Outro ponto em comum com A Volta ao Mundo é a personalidade, melhor, falta dela, dos melhor amigo da personagem principal. Conselho é talvez a pessoa mais imbecil de toda a literatura mundial, não consegue nem respirar se seu chefe também o fazer, levando sua vida ridícula a aborrecer o leitor mais que o francês Passepartout do outro livro. O próprio Capitão Nemo não funciona, não nos passando o medo que deveríamos sentir dele. Ele entra calado na história, sai mudo e tãtã. Há um certo esforço de passar imponência à figura dele, mas não somos convencidos de sua capacidade de fazer qualquer coisa (inclusive matar) pelo seu segredo.

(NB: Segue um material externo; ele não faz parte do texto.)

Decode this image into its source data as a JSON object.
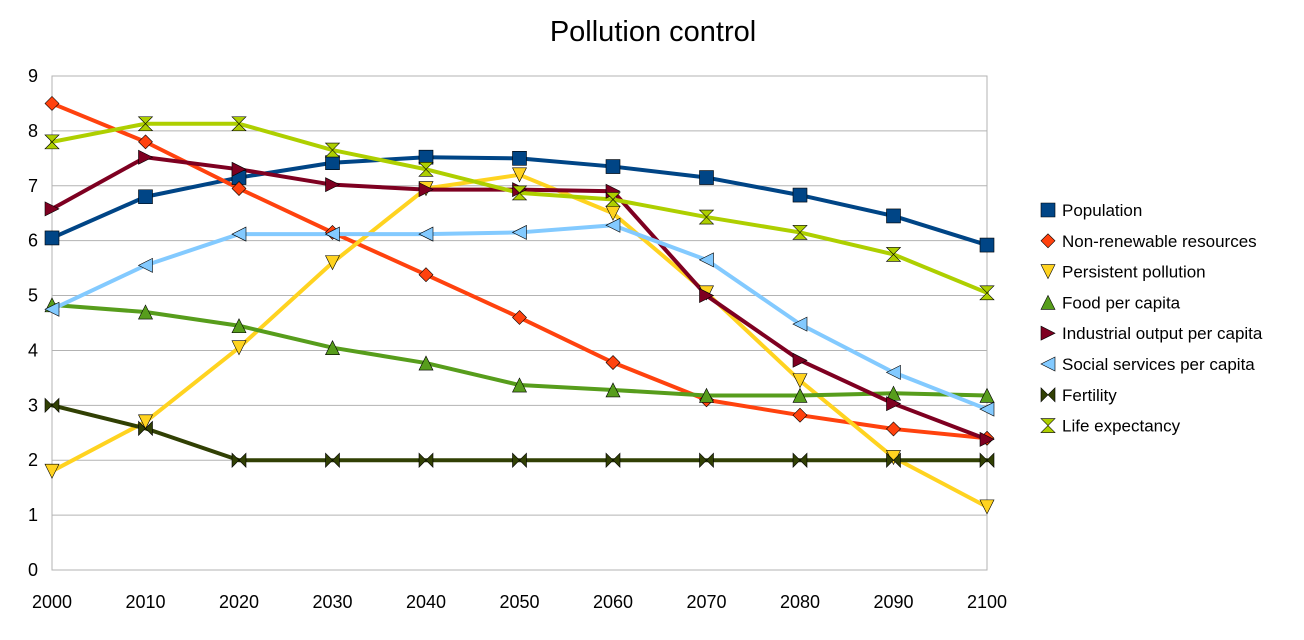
{
  "chart_data": {
    "type": "line",
    "title": "Pollution control",
    "xlabel": "",
    "ylabel": "",
    "x": [
      2000,
      2010,
      2020,
      2030,
      2040,
      2050,
      2060,
      2070,
      2080,
      2090,
      2100
    ],
    "xlim": [
      2000,
      2100
    ],
    "ylim": [
      0,
      9
    ],
    "yticks": [
      0,
      1,
      2,
      3,
      4,
      5,
      6,
      7,
      8,
      9
    ],
    "grid": "horizontal",
    "legend": "right",
    "series": [
      {
        "name": "Population",
        "color": "#004586",
        "marker": "square",
        "values": [
          6.05,
          6.8,
          7.15,
          7.42,
          7.52,
          7.5,
          7.35,
          7.15,
          6.83,
          6.45,
          5.92
        ]
      },
      {
        "name": "Non-renewable resources",
        "color": "#ff420e",
        "marker": "diamond",
        "values": [
          8.5,
          7.8,
          6.95,
          6.15,
          5.38,
          4.6,
          3.78,
          3.1,
          2.82,
          2.57,
          2.4
        ]
      },
      {
        "name": "Persistent pollution",
        "color": "#ffd320",
        "marker": "triangle-down",
        "values": [
          1.8,
          2.7,
          4.05,
          5.6,
          6.95,
          7.2,
          6.5,
          5.05,
          3.45,
          2.05,
          1.15
        ]
      },
      {
        "name": "Food per capita",
        "color": "#579d1c",
        "marker": "triangle-up",
        "values": [
          4.83,
          4.7,
          4.45,
          4.05,
          3.77,
          3.37,
          3.28,
          3.18,
          3.18,
          3.22,
          3.18
        ]
      },
      {
        "name": "Industrial output per capita",
        "color": "#7e0021",
        "marker": "triangle-right",
        "values": [
          6.58,
          7.52,
          7.3,
          7.02,
          6.93,
          6.93,
          6.9,
          5.0,
          3.82,
          3.03,
          2.38
        ]
      },
      {
        "name": "Social services per capita",
        "color": "#83caff",
        "marker": "triangle-left",
        "values": [
          4.75,
          5.55,
          6.12,
          6.12,
          6.12,
          6.15,
          6.28,
          5.65,
          4.48,
          3.6,
          2.93
        ]
      },
      {
        "name": "Fertility",
        "color": "#314004",
        "marker": "bowtie",
        "values": [
          3.0,
          2.58,
          2.0,
          2.0,
          2.0,
          2.0,
          2.0,
          2.0,
          2.0,
          2.0,
          2.0
        ]
      },
      {
        "name": "Life expectancy",
        "color": "#aecf00",
        "marker": "hourglass",
        "values": [
          7.8,
          8.13,
          8.13,
          7.65,
          7.3,
          6.87,
          6.75,
          6.43,
          6.15,
          5.75,
          5.05
        ]
      }
    ]
  }
}
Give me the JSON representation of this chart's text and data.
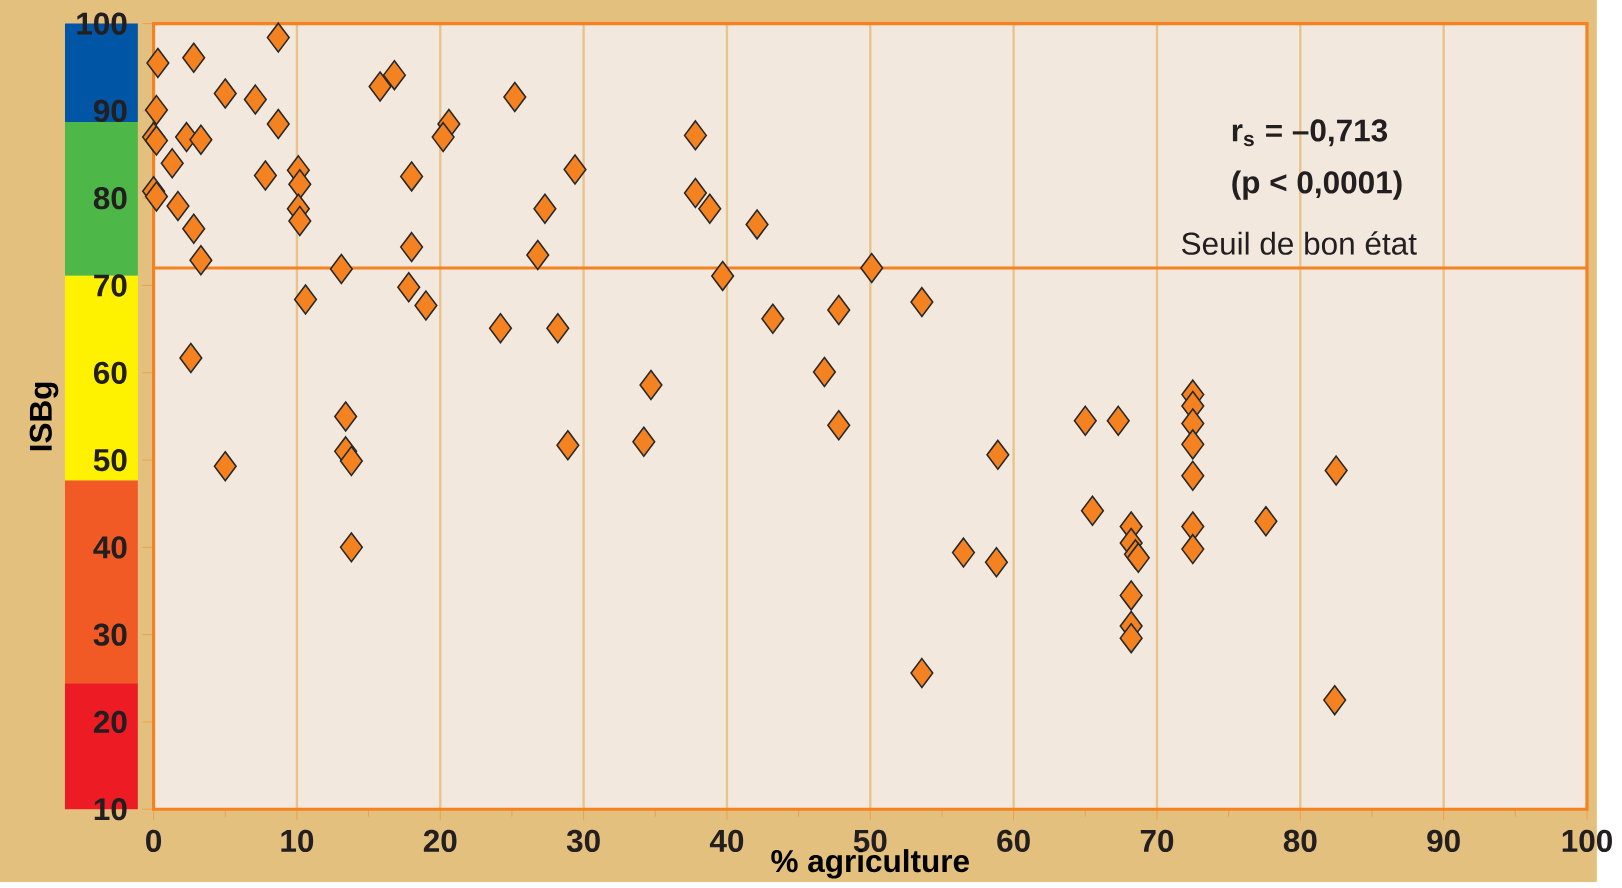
{
  "chart_data": {
    "type": "scatter",
    "xlabel": "% agriculture",
    "ylabel": "ISBg",
    "x": [
      0.3,
      2.8,
      8.7,
      5.0,
      7.1,
      0.2,
      15.8,
      16.8,
      25.2,
      8.7,
      0.0,
      0.2,
      2.3,
      3.3,
      20.6,
      20.2,
      1.3,
      7.8,
      10.1,
      10.2,
      18.0,
      0.0,
      0.2,
      1.7,
      10.1,
      10.2,
      2.8,
      3.3,
      18.0,
      13.1,
      27.3,
      26.8,
      10.6,
      17.8,
      19.0,
      24.2,
      28.2,
      2.6,
      13.4,
      5.0,
      13.4,
      13.8,
      13.8,
      29.4,
      37.8,
      37.8,
      38.8,
      42.1,
      39.7,
      50.1,
      43.2,
      47.8,
      53.6,
      34.7,
      46.8,
      47.8,
      28.9,
      34.2,
      58.9,
      56.5,
      58.8,
      53.6,
      65.0,
      67.3,
      72.5,
      72.5,
      72.5,
      72.5,
      72.5,
      72.5,
      72.5,
      82.5,
      65.5,
      68.2,
      68.2,
      68.5,
      68.7,
      77.6,
      68.2,
      68.2,
      68.2,
      82.4
    ],
    "series": [
      {
        "color": "#f58220",
        "values": [
          95.5,
          96.1,
          98.4,
          92.0,
          91.3,
          90.1,
          92.8,
          94.1,
          91.6,
          88.5,
          87.0,
          86.6,
          87.0,
          86.7,
          88.5,
          87.0,
          84.0,
          82.6,
          83.2,
          81.6,
          82.5,
          80.8,
          80.2,
          79.1,
          78.8,
          77.4,
          76.5,
          72.9,
          74.4,
          71.9,
          78.8,
          73.5,
          68.4,
          69.8,
          67.7,
          65.1,
          65.1,
          61.7,
          55.0,
          49.3,
          51.0,
          49.9,
          40.0,
          83.3,
          87.2,
          80.6,
          78.8,
          77.0,
          71.1,
          72.0,
          66.2,
          67.2,
          68.1,
          58.6,
          60.1,
          54.0,
          51.7,
          52.1,
          50.6,
          39.4,
          38.3,
          25.6,
          54.5,
          54.5,
          57.5,
          56.2,
          54.2,
          51.8,
          48.2,
          42.4,
          39.8,
          48.8,
          44.2,
          42.4,
          40.5,
          39.2,
          38.8,
          43.0,
          34.5,
          31.0,
          29.6,
          22.5
        ]
      }
    ],
    "xlim": [
      0,
      100
    ],
    "ylim": [
      10,
      100
    ],
    "xticks": [
      0,
      10,
      20,
      30,
      40,
      50,
      60,
      70,
      80,
      90,
      100
    ],
    "yticks": [
      10,
      20,
      30,
      40,
      50,
      60,
      70,
      80,
      90,
      100
    ],
    "grid": "x",
    "marker": "diamond",
    "ref_lines": [
      {
        "axis": "y",
        "value": 72,
        "label": "Seuil de bon état",
        "color": "#f58220"
      }
    ],
    "annotations": [
      "r$_{s}$ = –0,713",
      "(p < 0,0001)"
    ]
  }
}
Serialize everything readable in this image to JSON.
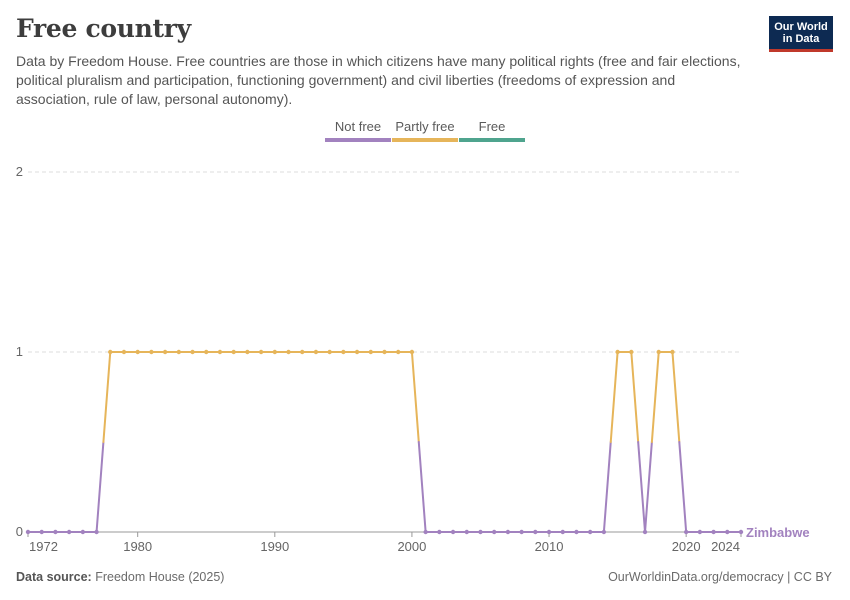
{
  "header": {
    "title": "Free country",
    "subtitle": "Data by Freedom House. Free countries are those in which citizens have many political rights (free and fair elections, political pluralism and participation, functioning government) and civil liberties (freedoms of expression and association, rule of law, personal autonomy).",
    "logo_line1": "Our World",
    "logo_line2": "in Data"
  },
  "footer": {
    "source_label": "Data source:",
    "source_value": "Freedom House (2025)",
    "credit": "OurWorldinData.org/democracy | CC BY"
  },
  "colors": {
    "not_free": "#a282bf",
    "partly_free": "#e6b55a",
    "free": "#4fa48e",
    "grid": "#dddddd",
    "axis": "#999999",
    "entity_label": "#a282bf"
  },
  "chart_data": {
    "type": "line",
    "title": "Free country",
    "entity": "Zimbabwe",
    "xlabel": "",
    "ylabel": "",
    "xlim": [
      1972,
      2024
    ],
    "ylim": [
      0,
      2
    ],
    "x_ticks": [
      1972,
      1980,
      1990,
      2000,
      2010,
      2020,
      2024
    ],
    "y_ticks": [
      0,
      1,
      2
    ],
    "grid": true,
    "legend_position": "top-center",
    "legend": [
      {
        "label": "Not free",
        "color": "#a282bf"
      },
      {
        "label": "Partly free",
        "color": "#e6b55a"
      },
      {
        "label": "Free",
        "color": "#4fa48e"
      }
    ],
    "category_colors": {
      "0": "#a282bf",
      "1": "#e6b55a",
      "2": "#4fa48e"
    },
    "series": [
      {
        "name": "Zimbabwe",
        "x": [
          1972,
          1973,
          1974,
          1975,
          1976,
          1977,
          1978,
          1979,
          1980,
          1981,
          1982,
          1983,
          1984,
          1985,
          1986,
          1987,
          1988,
          1989,
          1990,
          1991,
          1992,
          1993,
          1994,
          1995,
          1996,
          1997,
          1998,
          1999,
          2000,
          2001,
          2002,
          2003,
          2004,
          2005,
          2006,
          2007,
          2008,
          2009,
          2010,
          2011,
          2012,
          2013,
          2014,
          2015,
          2016,
          2017,
          2018,
          2019,
          2020,
          2021,
          2022,
          2023,
          2024
        ],
        "values": [
          0,
          0,
          0,
          0,
          0,
          0,
          1,
          1,
          1,
          1,
          1,
          1,
          1,
          1,
          1,
          1,
          1,
          1,
          1,
          1,
          1,
          1,
          1,
          1,
          1,
          1,
          1,
          1,
          1,
          0,
          0,
          0,
          0,
          0,
          0,
          0,
          0,
          0,
          0,
          0,
          0,
          0,
          0,
          1,
          1,
          0,
          1,
          1,
          0,
          0,
          0,
          0,
          0
        ]
      }
    ]
  }
}
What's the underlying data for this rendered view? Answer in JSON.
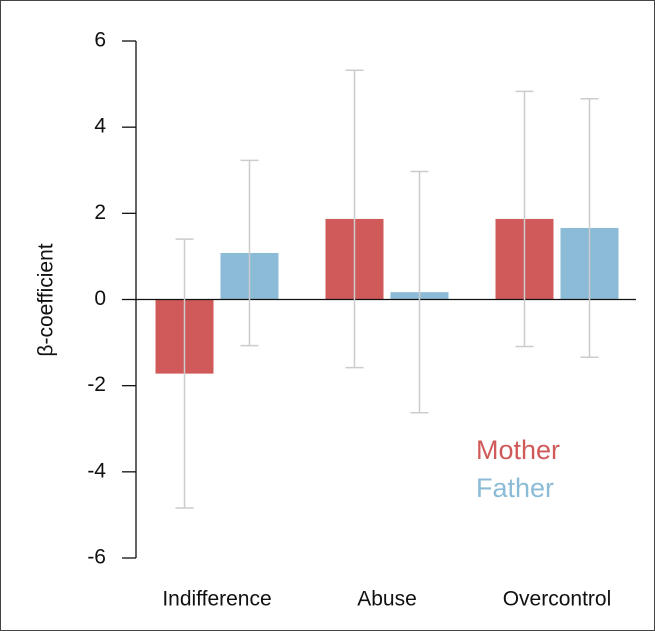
{
  "chart_data": {
    "type": "bar",
    "y_label": "β-coefficient",
    "categories": [
      "Indifference",
      "Abuse",
      "Overcontrol"
    ],
    "series": [
      {
        "name": "Mother",
        "color": "#d05a5a",
        "values": [
          -1.72,
          1.87,
          1.87
        ],
        "errors": [
          3.12,
          3.45,
          2.96
        ]
      },
      {
        "name": "Father",
        "color": "#8bbbd6",
        "values": [
          1.08,
          0.17,
          1.66
        ],
        "errors": [
          2.15,
          2.8,
          3.0
        ]
      }
    ],
    "ylim": [
      -6,
      6
    ],
    "yticks": [
      -6,
      -4,
      -2,
      0,
      2,
      4,
      6
    ],
    "legend": "lower-right"
  }
}
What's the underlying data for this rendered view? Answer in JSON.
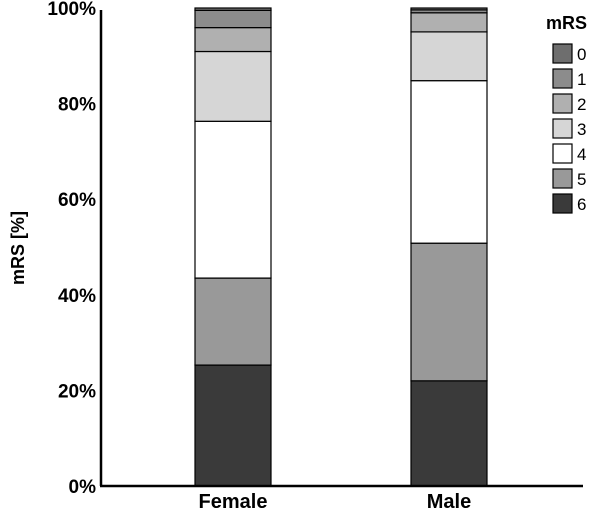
{
  "chart_data": {
    "type": "bar",
    "stacked": true,
    "ylabel": "mRS [%]",
    "ylim": [
      0,
      100
    ],
    "yticks": [
      "0%",
      "20%",
      "40%",
      "60%",
      "80%",
      "100%"
    ],
    "categories": [
      "Female",
      "Male"
    ],
    "legend_title": "mRS",
    "legend_position": "right",
    "series": [
      {
        "name": "6",
        "color": "#3a3a3a",
        "values": [
          25.3,
          22.0
        ]
      },
      {
        "name": "5",
        "color": "#999999",
        "values": [
          18.2,
          28.8
        ]
      },
      {
        "name": "4",
        "color": "#ffffff",
        "values": [
          32.8,
          34.0
        ]
      },
      {
        "name": "3",
        "color": "#d6d6d6",
        "values": [
          14.6,
          10.2
        ]
      },
      {
        "name": "2",
        "color": "#b0b0b0",
        "values": [
          5.0,
          4.0
        ]
      },
      {
        "name": "1",
        "color": "#8c8c8c",
        "values": [
          3.6,
          0.6
        ]
      },
      {
        "name": "0",
        "color": "#6e6e6e",
        "values": [
          0.5,
          0.4
        ]
      }
    ],
    "legend_order": [
      "0",
      "1",
      "2",
      "3",
      "4",
      "5",
      "6"
    ]
  }
}
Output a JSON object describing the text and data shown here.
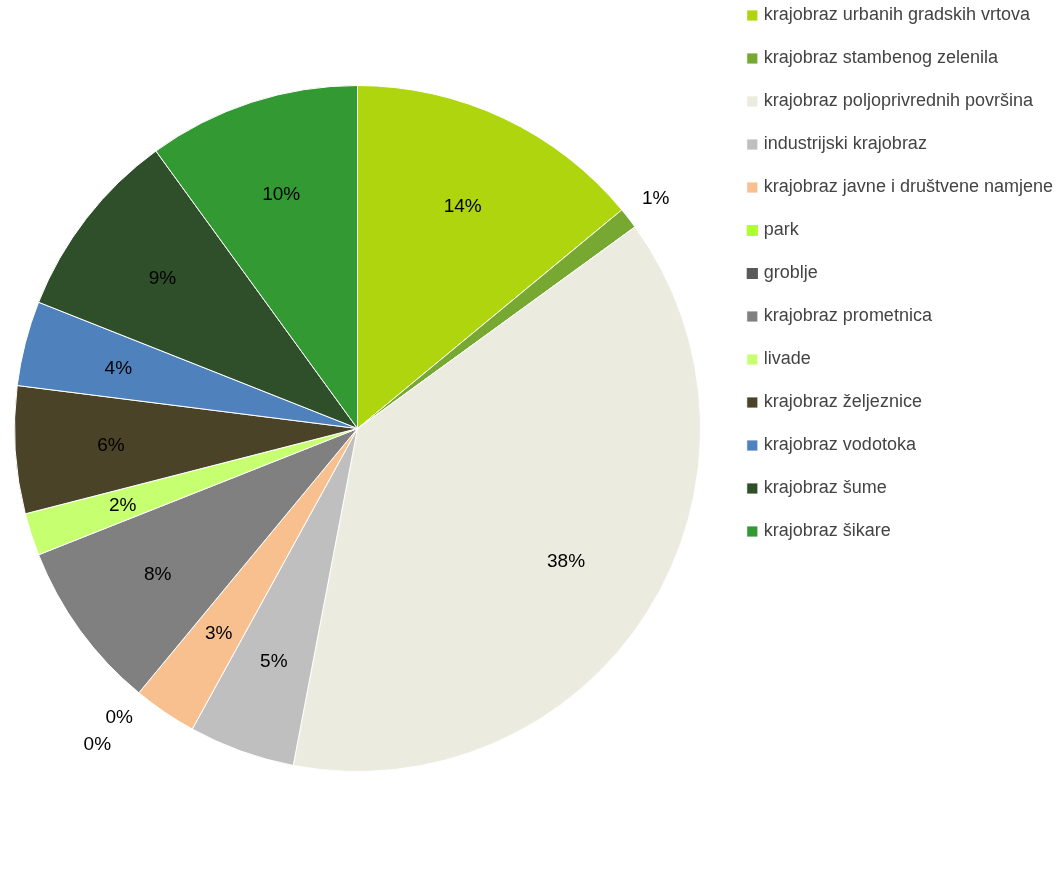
{
  "chart_data": {
    "type": "pie",
    "categories": [
      "krajobraz urbanih gradskih vrtova",
      "krajobraz stambenog zelenila",
      "krajobraz poljoprivrednih površina",
      "industrijski krajobraz",
      "krajobraz javne i društvene namjene",
      "park",
      "groblje",
      "krajobraz prometnica",
      "livade",
      "krajobraz željeznice",
      "krajobraz vodotoka",
      "krajobraz šume",
      "krajobraz šikare"
    ],
    "values": [
      14,
      1,
      38,
      5,
      3,
      0,
      0,
      8,
      2,
      6,
      4,
      9,
      10
    ],
    "value_labels": [
      "14%",
      "1%",
      "38%",
      "5%",
      "3%",
      "0%",
      "0%",
      "8%",
      "2%",
      "6%",
      "4%",
      "9%",
      "10%"
    ],
    "colors": [
      "#afd50f",
      "#77a832",
      "#ebebdf",
      "#bfbfbf",
      "#f9c08f",
      "#adff2f",
      "#595959",
      "#808080",
      "#c6ff70",
      "#4a4327",
      "#4f81bd",
      "#2e4f2a",
      "#339933"
    ],
    "legend": "top right"
  }
}
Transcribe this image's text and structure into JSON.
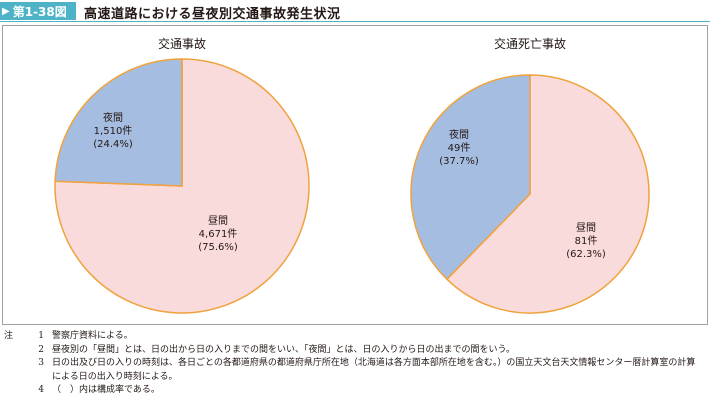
{
  "header": {
    "figure_label": "第1-38図",
    "title": "高速道路における昼夜別交通事故発生状況"
  },
  "chart_data": [
    {
      "type": "pie",
      "title": "交通事故",
      "slices": [
        {
          "name": "夜間",
          "value": 1510,
          "count_label": "1,510件",
          "percent_label": "(24.4%)",
          "percent": 24.4,
          "color": "#a5bde0"
        },
        {
          "name": "昼間",
          "value": 4671,
          "count_label": "4,671件",
          "percent_label": "(75.6%)",
          "percent": 75.6,
          "color": "#fadbdb"
        }
      ]
    },
    {
      "type": "pie",
      "title": "交通死亡事故",
      "slices": [
        {
          "name": "夜間",
          "value": 49,
          "count_label": "49件",
          "percent_label": "(37.7%)",
          "percent": 37.7,
          "color": "#a5bde0"
        },
        {
          "name": "昼間",
          "value": 81,
          "count_label": "81件",
          "percent_label": "(62.3%)",
          "percent": 62.3,
          "color": "#fadbdb"
        }
      ]
    }
  ],
  "colors": {
    "badge": "#4fb3c8",
    "pie_outline": "#f0a23c",
    "night": "#a5bde0",
    "day": "#fadbdb"
  },
  "notes": {
    "prefix": "注",
    "items": [
      {
        "num": "1",
        "text": "警察庁資料による。"
      },
      {
        "num": "2",
        "text": "昼夜別の「昼間」とは、日の出から日の入りまでの間をいい、「夜間」とは、日の入りから日の出までの間をいう。"
      },
      {
        "num": "3",
        "text": "日の出及び日の入りの時刻は、各日ごとの各都道府県の都道府県庁所在地（北海道は各方面本部所在地を含む。）の国立天文台天文情報センター暦計算室の計算による日の出入り時刻による。"
      },
      {
        "num": "4",
        "text": "（　）内は構成率である。"
      }
    ]
  }
}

Há algumas partes que dão uma certa esperança a quem lê o livro que algo irá acontecer, como a visita a Atlântida ou a passagem do Mediterrâneo, mas mera expectativa. Também faltam explicações de quem eram aqueles tripulantes, para onde iam quando sumiam, de onde eles vinham e que raio de língua falavam. Chega uma hora no livro que nós próprios desejamos ser o bronco Ned para podermos enfiar uma faca no Aronnax, outra no Nemo e bater a cabeça de Conselho contra a parede até ele resolver ter vida própria. A única coisa agradável do livro é descobrirmos de onde vem o nome do simpático peixinho da Pixar, muito pouco para um livro com tantas páginas e tanta fama.